Mary Garden, la plus sulfureuse des Salomé © DR

Elektra, « Ich habe keine guten Nächte »

Pour venger son père, Elektra veut la mort de sa mère, mais, apprenant qu’elle a rêvé d’Oreste, éprouve l’irrésistible envie de lui parler. Klytämnestra impose à Elektra une vie infâmante dans un coin de la cour du palais, mais a curieusement besoin de se confier à celle qui « parle comme un docteur ». Si la tradition (et les didascalies, faisant de l’arrivée de la reine une fête barbare) souligne volontiers la brutalité simple et paroxystique d’une confrontation mère-fille à même d’épouvanter le plus expérimenté des psychothérapeutes, force est de constater que rien n’est simple, dans cette scène. Commençons par la mère : « Ich habe keine guten Nächte », qui débute en forme d’euphémisme, est certes le cri de désespoir d’une personne rongée par le remords et l’angoisse, mais ce cri vient d’une personne qui n’a pas, pour autant, abandonné sa dignité et sa détermination.
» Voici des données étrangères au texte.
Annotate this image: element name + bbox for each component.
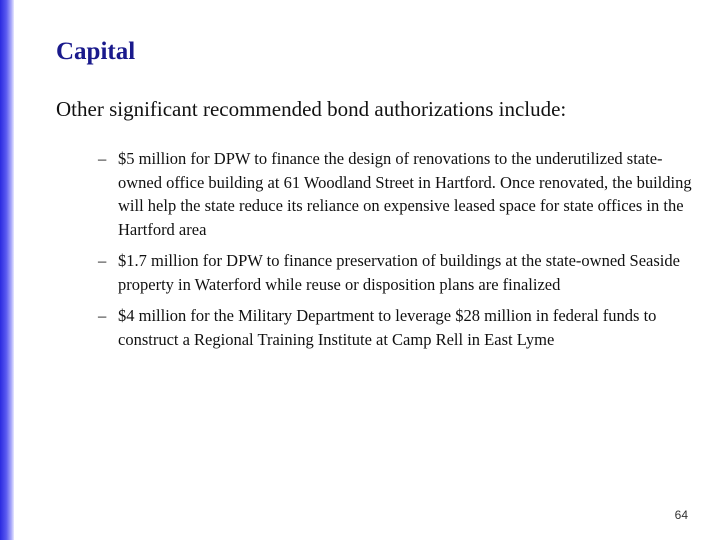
slide-title: Capital (56, 38, 136, 65)
bullet-text: $1.7 million for DPW to finance preservation of buildings at the state-owned Seaside property in Waterford while reuse or disposition plans are finalized (118, 251, 680, 294)
dash-bullet-icon: – (98, 306, 107, 325)
intro-text: Other significant recommended bond authorizations include: (56, 97, 567, 121)
bullet-item-woodland-street (98, 147, 698, 241)
page-number: 64 (674, 508, 688, 522)
bullet-list (98, 147, 698, 359)
side-accent-bar (0, 0, 14, 540)
dash-bullet-icon: – (98, 251, 107, 270)
bullet-text: $5 million for DPW to finance the design of renovations to the underutilized state-owned office building at 61 Woodland Street in Hartford. Once renovated, the building will help the state reduce its reliance on expensive leased space for state offices in the Hartford area (118, 149, 692, 239)
dash-bullet-icon: – (98, 149, 107, 168)
bullet-item-seaside-property (98, 249, 698, 296)
bullet-text: $4 million for the Military Department to leverage $28 million in federal funds to construct a Regional Training Institute at Camp Rell in East Lyme (118, 306, 657, 349)
bullet-item-military-department (98, 304, 698, 351)
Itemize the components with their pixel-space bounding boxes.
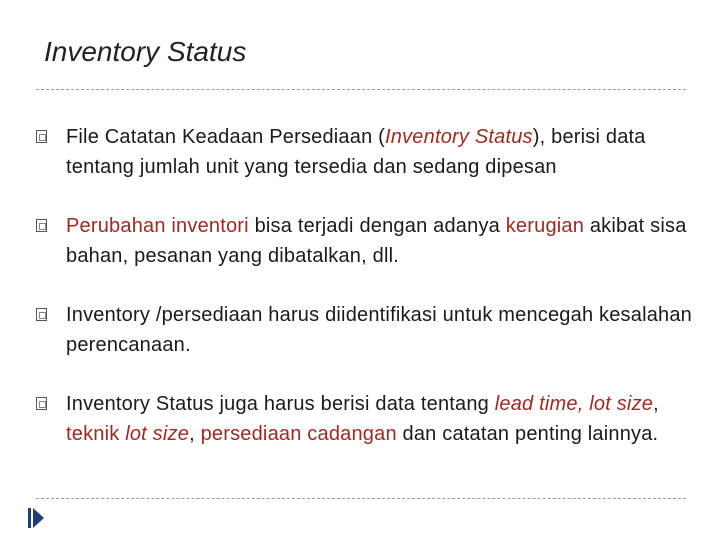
text-segment-emphasis: persediaan cadangan [200,423,397,445]
bullet-text [66,393,659,445]
text-segment: bisa terjadi dengan adanya [248,215,506,237]
bullet-item [36,300,696,360]
box-bullet-icon [36,219,47,232]
text-segment-emphasis: Inventory Status [385,126,533,148]
text-segment: , [653,393,659,415]
text-segment-emphasis: kerugian [505,215,585,237]
bullet-item [36,211,696,271]
next-slide-arrow-icon[interactable] [33,508,44,528]
text-segment-emphasis: lot size [125,423,190,445]
bullet-text [66,215,687,267]
text-segment: akibat sisa bahan, pesanan yang dibatalkan, dll. [66,215,687,267]
footer-divider [36,498,686,499]
bullet-list [36,122,696,449]
next-slide-bar-icon[interactable] [28,508,31,528]
bullet-item [36,389,696,449]
text-segment-emphasis: lot size [589,393,654,415]
bullet-text [66,304,692,356]
bullet-item [36,122,696,182]
text-segment: dan catatan penting lainnya. [396,423,659,445]
slide-title: Inventory Status [44,36,247,67]
text-segment-emphasis: Perubahan inventori [66,215,249,237]
bullet-text [66,126,646,178]
text-segment: Inventory Status juga harus berisi data tentang [66,393,495,415]
text-segment: ), berisi data tentang jumlah unit yang tersedia dan sedang dipesan [66,126,646,178]
box-bullet-icon [36,397,47,410]
box-bullet-icon [36,130,47,143]
text-segment: , [189,423,201,445]
box-bullet-icon [36,308,47,321]
title-divider [36,89,686,90]
text-segment: Inventory /persediaan harus diidentifikasi untuk mencegah kesalahan perencanaan. [66,304,693,356]
text-segment-emphasis: lead time, [494,393,584,415]
text-segment-emphasis: teknik [66,423,126,445]
text-segment: File Catatan Keadaan Persediaan ( [66,126,386,148]
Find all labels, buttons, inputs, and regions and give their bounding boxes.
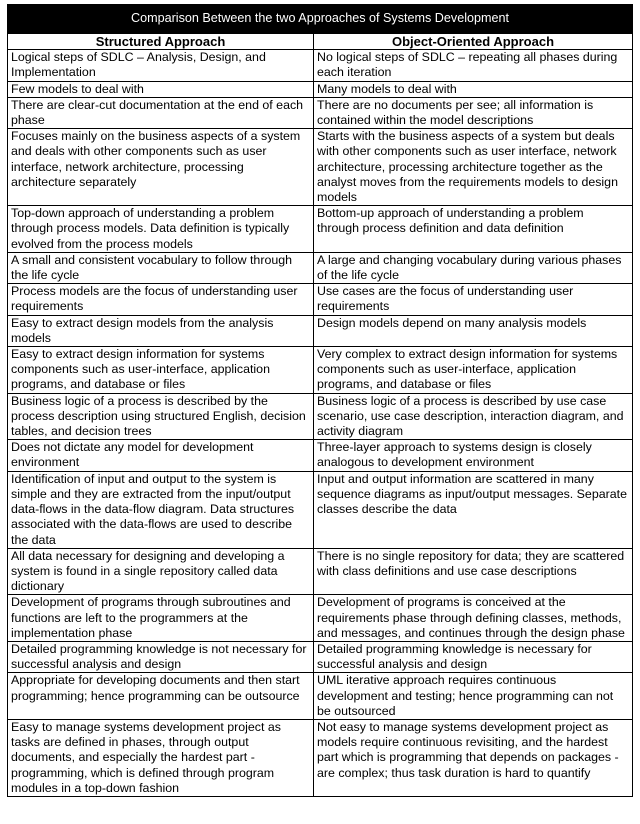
structured-cell: Identification of input and output to the system is simple and they are extracted from the input/output data-flows in the data-flow diagram. Data structures associated with the data-flows are used to describe the data	[8, 471, 314, 548]
object-oriented-cell: There is no single repository for data; they are scattered with class definitions and use case descriptions	[314, 548, 633, 595]
table-row	[8, 471, 633, 548]
table-row	[8, 595, 633, 642]
table-row	[8, 81, 633, 97]
structured-cell: Detailed programming knowledge is not necessary for successful analysis and design	[8, 641, 314, 672]
object-oriented-cell: Development of programs is conceived at the requirements phase through defining classes, methods, and messages, and continues through the design phase	[314, 595, 633, 642]
object-oriented-cell: Detailed programming knowledge is necessary for successful analysis and design	[314, 641, 633, 672]
object-oriented-header: Object-Oriented Approach	[314, 34, 633, 50]
structured-cell: Focuses mainly on the business aspects of a system and deals with other components such as user interface, network architecture, processing architecture separately	[8, 129, 314, 206]
object-oriented-cell: Very complex to extract design information for systems components such as user-interface, application programs, and database or files	[314, 347, 633, 394]
table-row	[8, 347, 633, 394]
structured-cell: Easy to extract design information for systems components such as user-interface, application programs, and database or files	[8, 347, 314, 394]
table-row	[8, 719, 633, 796]
table-row	[8, 97, 633, 128]
table-row	[8, 440, 633, 471]
object-oriented-cell: Business logic of a process is described by use case scenario, use case description, interaction diagram, and activity diagram	[314, 393, 633, 440]
table-row	[8, 284, 633, 315]
object-oriented-cell: Not easy to manage systems development project as models require continuous revisiting, and the hardest part which is programming that depends on packages - are complex; thus task duration is hard to quantify	[314, 719, 633, 796]
title-row	[8, 5, 633, 34]
table-row	[8, 206, 633, 253]
table-title: Comparison Between the two Approaches of Systems Development	[8, 5, 633, 34]
table-row	[8, 315, 633, 346]
structured-cell: Process models are the focus of understanding user requirements	[8, 284, 314, 315]
structured-cell: There are clear-cut documentation at the end of each phase	[8, 97, 314, 128]
structured-header: Structured Approach	[8, 34, 314, 50]
comparison-table	[7, 4, 633, 797]
structured-cell: All data necessary for designing and developing a system is found in a single repository called data dictionary	[8, 548, 314, 595]
table-row	[8, 252, 633, 283]
object-oriented-cell: There are no documents per see; all information is contained within the model descriptions	[314, 97, 633, 128]
structured-cell: Does not dictate any model for development environment	[8, 440, 314, 471]
object-oriented-cell: Many models to deal with	[314, 81, 633, 97]
structured-cell: Easy to extract design models from the analysis models	[8, 315, 314, 346]
header-row	[8, 34, 633, 50]
table-row	[8, 129, 633, 206]
table-row	[8, 393, 633, 440]
table-row	[8, 548, 633, 595]
structured-cell: Business logic of a process is described by the process description using structured English, decision tables, and decision trees	[8, 393, 314, 440]
structured-cell: A small and consistent vocabulary to follow through the life cycle	[8, 252, 314, 283]
structured-cell: Appropriate for developing documents and then start programming; hence programming can be outsource	[8, 673, 314, 720]
structured-cell: Development of programs through subroutines and functions are left to the programmers at the implementation phase	[8, 595, 314, 642]
table-row	[8, 641, 633, 672]
object-oriented-cell: Input and output information are scattered in many sequence diagrams as input/output messages. Separate classes describe the data	[314, 471, 633, 548]
object-oriented-cell: Three-layer approach to systems design is closely analogous to development environment	[314, 440, 633, 471]
document-page	[7, 4, 632, 797]
table-row	[8, 50, 633, 81]
table-row	[8, 673, 633, 720]
object-oriented-cell: No logical steps of SDLC – repeating all phases during each iteration	[314, 50, 633, 81]
structured-cell: Easy to manage systems development project as tasks are defined in phases, through output documents, and especially the hardest part - programming, which is defined through program modules in a top-down fashion	[8, 719, 314, 796]
structured-cell: Top-down approach of understanding a problem through process models. Data definition is typically evolved from the process models	[8, 206, 314, 253]
object-oriented-cell: UML iterative approach requires continuous development and testing; hence programming can not be outsourced	[314, 673, 633, 720]
structured-cell: Few models to deal with	[8, 81, 314, 97]
object-oriented-cell: Bottom-up approach of understanding a problem through process definition and data definition	[314, 206, 633, 253]
object-oriented-cell: Use cases are the focus of understanding user requirements	[314, 284, 633, 315]
object-oriented-cell: Starts with the business aspects of a system but deals with other components such as user interface, network architecture, processing architecture together as the analyst moves from the requirements models to design models	[314, 129, 633, 206]
object-oriented-cell: Design models depend on many analysis models	[314, 315, 633, 346]
object-oriented-cell: A large and changing vocabulary during various phases of the life cycle	[314, 252, 633, 283]
structured-cell: Logical steps of SDLC – Analysis, Design, and Implementation	[8, 50, 314, 81]
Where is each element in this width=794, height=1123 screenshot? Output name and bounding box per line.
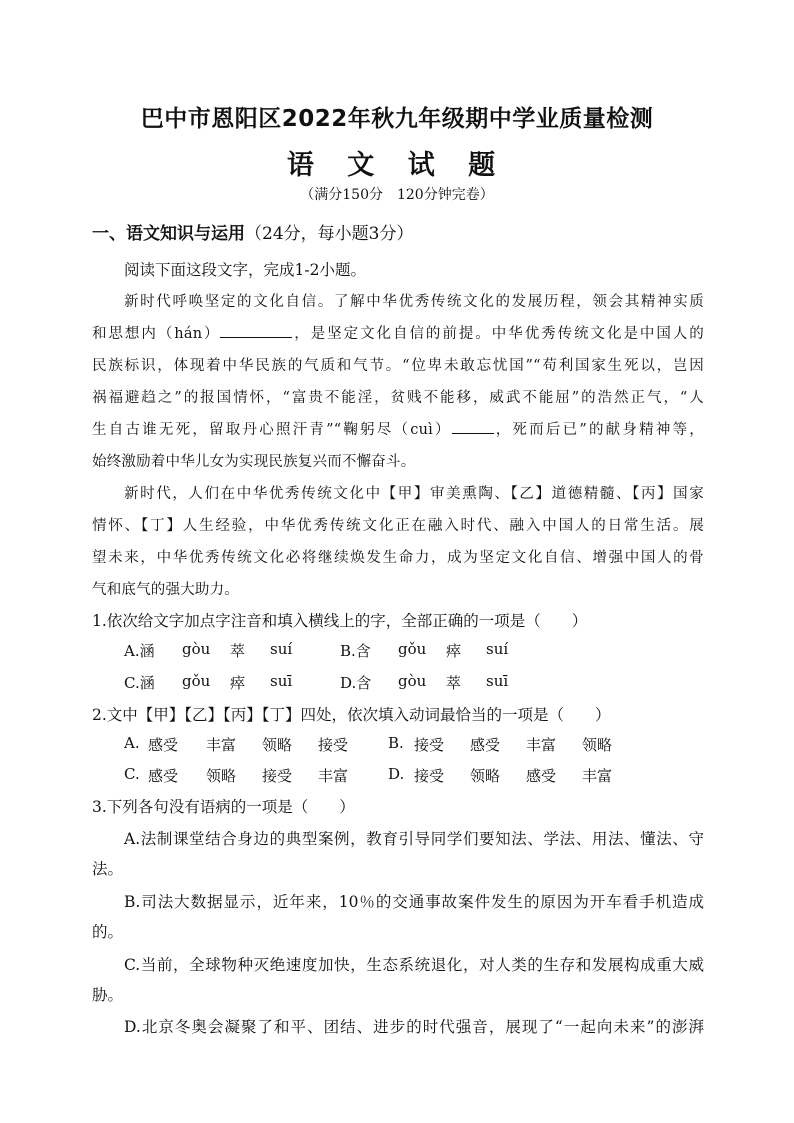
passage-line: 气和底气的强大助力。 — [92, 582, 239, 598]
question-3-option-c: C.当前，全球物种灭绝速度加快，生态系统退化，对人类的生存和发展构成重大威 — [124, 956, 704, 974]
question-3-option-c-cont: 胁。 — [92, 986, 124, 1004]
passage-line: 祸福避趋之”的报国情怀，“富贵不能淫，贫贱不能移，威武不能屈”的浩然正气，“人 — [92, 390, 704, 406]
question-1-stem: 1.依次给文字加点字注音和填入横线上的字，全部正确的一项是（ ） — [92, 612, 588, 630]
passage-line: 民族标识，体现着中华民族的气质和气节。“位卑未敢忘忧国”“苟利国家生死以，岂因 — [92, 358, 704, 374]
question-3-option-a-cont: 法。 — [92, 860, 124, 878]
passage-line: 和思想内（hán） ，是坚定文化自信的前提。中华优秀传统文化是中国人的 — [92, 326, 705, 342]
section-title: 一、语文知识与运用 — [92, 224, 245, 244]
exam-page: 巴中市恩阳区2022年秋九年级期中学业质量检测 语 文 试 题 （满分150分 120分钟完卷） 一、语文知识与运用（24分，每小题3分） 阅读下面这段文字，完成1-2小题。 新时代呼唤坚定的文化自信。了解中华优秀传统文化的发展历程，领会其精神实质 和思想内（hán） ，是坚定文化自信的前提。中华优秀传统文化是中国人的 民族标识，体现着中华民族的气质和气节。“位卑未敢忘忧国”“苟利国家生死以，岂因 祸福避趋之”的报国情怀，“富贵不能淫，贫贱不能移，威武不能屈”的浩然正气，“人 生自古谁无死，留取丹心照汗青”“鞠躬尽（cuì） ，死而后已”的献身精神等， 始终激励着中华儿女为实现民族复兴而不懈奋斗。 新时代，人们在中华优秀传统文化中【甲】审美熏陶、【乙】道德精髓、【丙】国家 情怀、【丁】人生经验，中华优秀传统文化正在融入时代、融入中国人的日常生活。展 望未来，中华优秀传统文化必将继续焕发生命力，成为坚定文化自信、增强中国人的骨 气和底气的强大助力。 1.依次给文字加点字注音和填入横线上的字，全部正确的一项是（ ） A.涵 gòu 萃 suí B.含 gǒu 瘁 suí C.涵 gǒu 瘁 suī D.含 gòu 萃 suī 2.文中【甲】【乙】【丙】【丁】四处，依次填入动词最恰当的一项是（ ） A. 感受 丰富 领略 接受 B. 接受 感受 丰富 领略 C. 感受 领略 接受 丰富 D. 接受 领略 感受 丰富 3.下列各句没有语病的一项是（ ） A.法制课堂结合身边的典型案例，教育引导同学们要知法、学法、用法、懂法、守 法。 B.司法大数据显示，近年来，10％的交通事故案件发生的原因为开车看手机造成 的。 C.当前，全球物种灭绝速度加快，生态系统退化，对人类的生存和发展构成重大威 胁。 D.北京冬奥会凝聚了和平、团结、进步的时代强音，展现了“一起向未来”的澎湃 — [0, 0, 794, 1123]
question-3-option-d: D.北京冬奥会凝聚了和平、团结、进步的时代强音，展现了“一起向未来”的澎湃 — [124, 1018, 704, 1036]
question-3-stem: 3.下列各句没有语病的一项是（ ） — [92, 798, 355, 816]
question-2-stem: 2.文中【甲】【乙】【丙】【丁】四处，依次填入动词最恰当的一项是（ ） — [92, 706, 611, 724]
question-3-option-b: B.司法大数据显示，近年来，10％的交通事故案件发生的原因为开车看手机造成 — [124, 893, 704, 911]
section-heading — [92, 219, 413, 244]
passage-line: 望未来，中华优秀传统文化必将继续焕发生命力，成为坚定文化自信、增强中国人的骨 — [92, 550, 704, 566]
passage-line: 始终激励着中华儿女为实现民族复兴而不懈奋斗。 — [92, 454, 416, 470]
passage-line: 新时代，人们在中华优秀传统文化中【甲】审美熏陶、【乙】道德精髓、【丙】国家 — [124, 486, 704, 502]
reading-instruction: 阅读下面这段文字，完成1-2小题。 — [124, 261, 366, 279]
passage-line: 情怀、【丁】人生经验，中华优秀传统文化正在融入时代、融入中国人的日常生活。展 — [92, 518, 704, 534]
exam-note: （满分150分 120分钟完卷） — [300, 187, 494, 203]
exam-title: 巴中市恩阳区2022年秋九年级期中学业质量检测 — [140, 106, 654, 132]
passage-line: 新时代呼唤坚定的文化自信。了解中华优秀传统文化的发展历程，领会其精神实质 — [124, 294, 704, 310]
section-score: （24分，每小题3分） — [245, 224, 414, 244]
passage-line: 生自古谁无死，留取丹心照汗青”“鞠躬尽（cuì） ，死而后已”的献身精神等， — [92, 422, 704, 438]
question-3-option-b-cont: 的。 — [92, 923, 124, 941]
answer-blank — [220, 325, 292, 338]
answer-blank — [452, 421, 494, 434]
exam-subject: 语 文 试 题 — [286, 150, 508, 181]
question-3-option-a: A.法制课堂结合身边的典型案例，教育引导同学们要知法、学法、用法、懂法、守 — [124, 830, 704, 848]
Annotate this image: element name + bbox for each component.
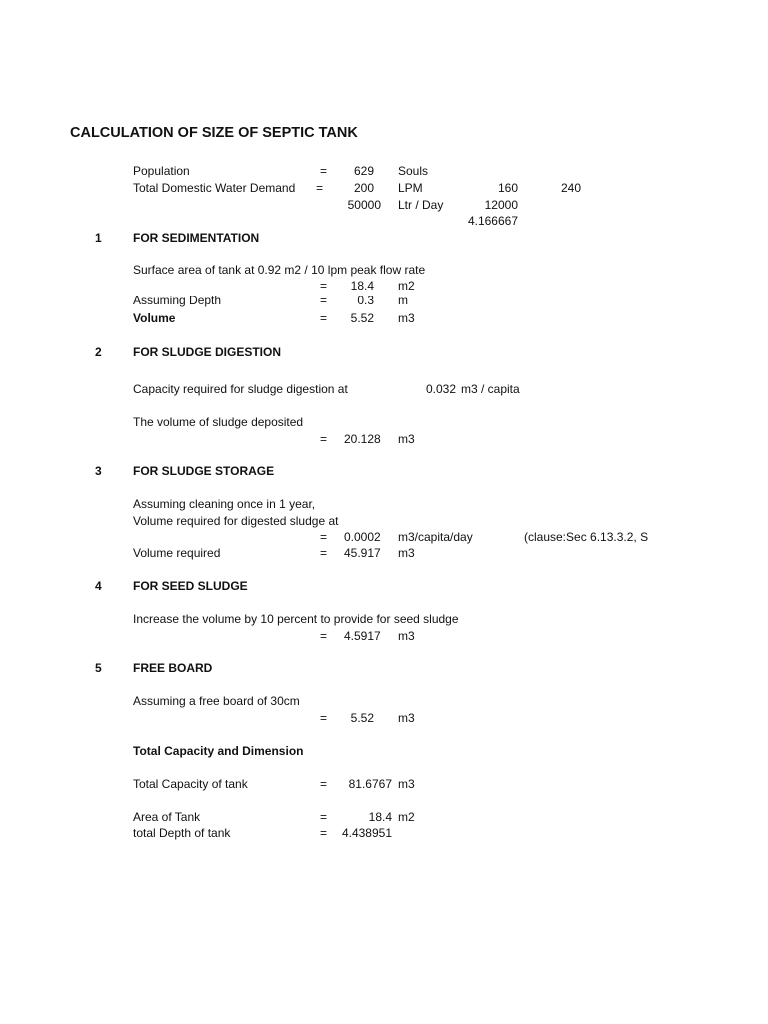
equals-sign: = [320, 777, 328, 791]
digested-sludge-text: Volume required for digested sludge at [133, 514, 339, 528]
sludge-value: 20.128 [344, 432, 381, 446]
equals-sign: = [320, 311, 328, 325]
total-capacity-unit: m3 [398, 777, 415, 791]
section-number: 2 [95, 345, 102, 359]
sludge-text: The volume of sludge deposited [133, 415, 304, 429]
daily-value: 50000 [347, 198, 381, 212]
daily-extra: 12000 [484, 198, 518, 212]
section-heading: FOR SEED SLUDGE [133, 579, 248, 593]
population-label: Population [133, 164, 190, 178]
rate-value: 0.0002 [344, 530, 381, 544]
equals-sign: = [320, 546, 328, 560]
equals-sign: = [320, 629, 328, 643]
total-depth-label: total Depth of tank [133, 826, 231, 840]
demand-extra-2: 240 [561, 181, 582, 195]
total-capacity-value: 81.6767 [348, 777, 392, 791]
seed-sludge-value: 4.5917 [344, 629, 381, 643]
demand-value: 200 [353, 181, 374, 195]
section-number: 5 [95, 661, 102, 675]
capacity-unit: m3 / capita [461, 382, 520, 396]
demand-extra-1: 160 [497, 181, 518, 195]
capacity-value: 0.032 [425, 382, 456, 396]
section-heading: FOR SEDIMENTATION [133, 231, 260, 245]
equals-sign: = [320, 164, 328, 178]
section-number: 4 [95, 579, 102, 593]
total-heading: Total Capacity and Dimension [133, 744, 304, 758]
volume-label: Volume [133, 311, 176, 325]
sludge-unit: m3 [398, 432, 415, 446]
section-heading: FOR SLUDGE DIGESTION [133, 345, 282, 359]
equals-sign: = [320, 530, 328, 544]
population-unit: Souls [398, 164, 429, 178]
equals-sign: = [320, 711, 328, 725]
free-board-unit: m3 [398, 711, 415, 725]
demand-unit: LPM [398, 181, 423, 195]
equals-sign: = [320, 810, 328, 824]
equals-sign: = [320, 279, 328, 293]
surface-area-text: Surface area of tank at 0.92 m2 / 10 lpm peak flow rate [133, 263, 426, 277]
volume-required-value: 45.917 [344, 546, 381, 560]
depth-label: Assuming Depth [133, 296, 222, 307]
population-value: 629 [353, 164, 374, 178]
equals-sign: = [320, 826, 328, 840]
seed-sludge-text: Increase the volume by 10 percent to provide for seed sludge [133, 612, 459, 626]
section-heading: FOR SLUDGE STORAGE [133, 464, 275, 478]
clause-reference: (clause:Sec 6.13.3.2, S [524, 530, 648, 544]
area-value: 18.4 [368, 810, 392, 824]
equals-sign: = [320, 296, 328, 307]
cleaning-text: Assuming cleaning once in 1 year, [133, 497, 316, 511]
ratio-value: 4.166667 [467, 214, 518, 228]
volume-required-label: Volume required [133, 546, 221, 560]
section-number: 1 [95, 231, 102, 245]
surface-area-value: 18.4 [350, 279, 374, 293]
area-label: Area of Tank [133, 810, 201, 824]
equals-sign: = [316, 181, 324, 195]
volume-value: 5.52 [350, 311, 374, 325]
free-board-text: Assuming a free board of 30cm [133, 694, 300, 708]
section-heading: FREE BOARD [133, 661, 213, 675]
depth-value: 0.3 [357, 296, 374, 307]
seed-sludge-unit: m3 [398, 629, 415, 643]
volume-required-unit: m3 [398, 546, 415, 560]
free-board-value: 5.52 [350, 711, 374, 725]
surface-area-unit: m2 [398, 279, 415, 293]
volume-unit: m3 [398, 311, 415, 325]
equals-sign: = [320, 432, 328, 446]
daily-unit: Ltr / Day [398, 198, 444, 212]
area-unit: m2 [398, 810, 415, 824]
total-depth-value: 4.438951 [341, 826, 392, 840]
total-capacity-label: Total Capacity of tank [133, 777, 248, 791]
depth-unit: m [398, 296, 408, 307]
page-title: CALCULATION OF SIZE OF SEPTIC TANK [70, 125, 358, 141]
rate-unit: m3/capita/day [398, 530, 473, 544]
capacity-text: Capacity required for sludge digestion at [133, 382, 348, 396]
demand-label: Total Domestic Water Demand [133, 181, 296, 195]
section-number: 3 [95, 464, 102, 478]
Klytämnestra est venue pour apprendre à oublier son crime, dont elle ne dit pas mot ; on peut voir en elle une folle qui éructe, mais aussi une femme puissante, habituée à commander (« Ici, je suis la maîtresse »), et désireuse de garder le contrôle sur son destin. Au fond, les rêves, il existe des remèdes pour les faire disparaître. Sous les mots d’Hofmannsthal, l’épouse d’Agamemnon est presque une représentante d’un positivisme qui, à l’heure de Freud, est un peu dépassé. Elektra le perçoit, qui s’engage dans une maïeutique perverse, éprouve la patience de sa mère pour mieux exploser de rage. Pourtant, sa crainte, son admiration parfois, est perceptible, même sous des apparences ironiques (« N’es-tu pas une déesse toi-même ? »). Cette ambivalence constante, c’est encore la musique qui l’exprime le mieux : la sauvagerie grandiose qui précède l’entrée en scène de Klytämnestra et la violence des premiers échanges précèdent un bref mais surprenant moment de tendresse, tandis que l’orchestre, multipliant les raffinements, fait miroiter tous les reflets d’une scène qui n’a pas fini de faire parler les exégètes.  [Clément Taillia]

 

Salome, « Ich habe deinen Mund geküsst »

Zdenka, Elektra, Daphne ou Sophie sont, chacune à sa manière, des adolescentes souvent confrontées à des femmes plus affirmées (Arabella, Clytemnestre, la Maréchale…). Salome n’appartient à aucune de ces catégories, sa trajectoire n’étant que le basculement de la première vers la deuxième. La séduction fatale de Narraboth, celle, sans issue, de Jochanaan, celle enfin d’Hérode, en sont le théâtre. Mais ne cherchez plus de théâtre à la fin de l’œuvre. Avec la tête de Jochanaan, Salome a obtenu ce qu’elle désirait plus que tout – plus que les richesses, les domaines ou les précieux paons d’Hérode. Que lui reste-t-il à dire ? « Ach, ich habe deinen Mund geküsst » n’est pas un air, ce n’est pas même une introspection. C’est un spasme : accompagnés des gémissements lascifs des cordes, les premiers mots prononcés par Salome sont déjà les derniers, et évoquent les frémissements de la chair allée jusqu’au bout de son désir. Le goût de l’amour et le goût de la mort, que Salome trouve sur les lèvres de Jochanaan, l’assomment d’une jouissance dont elle ne s’éveillera plus. Ainsi n’aura-t-elle rien à rétorquer quand, dans un brusque retour au réel, Hérode commande à ses hommes de la tuer ; peut-être est-elle alors déjà morte. Salome a, et c’est justifié, de nombreuses interprètes hallucinées, culminant dans la défonce scénique avec la danse des sept voiles. Cet expressionisme n’a plus sa place dans le final, où Salome n’exprime plus rien, et se contente de ressentir à voix haute.  [Clément Taillia]  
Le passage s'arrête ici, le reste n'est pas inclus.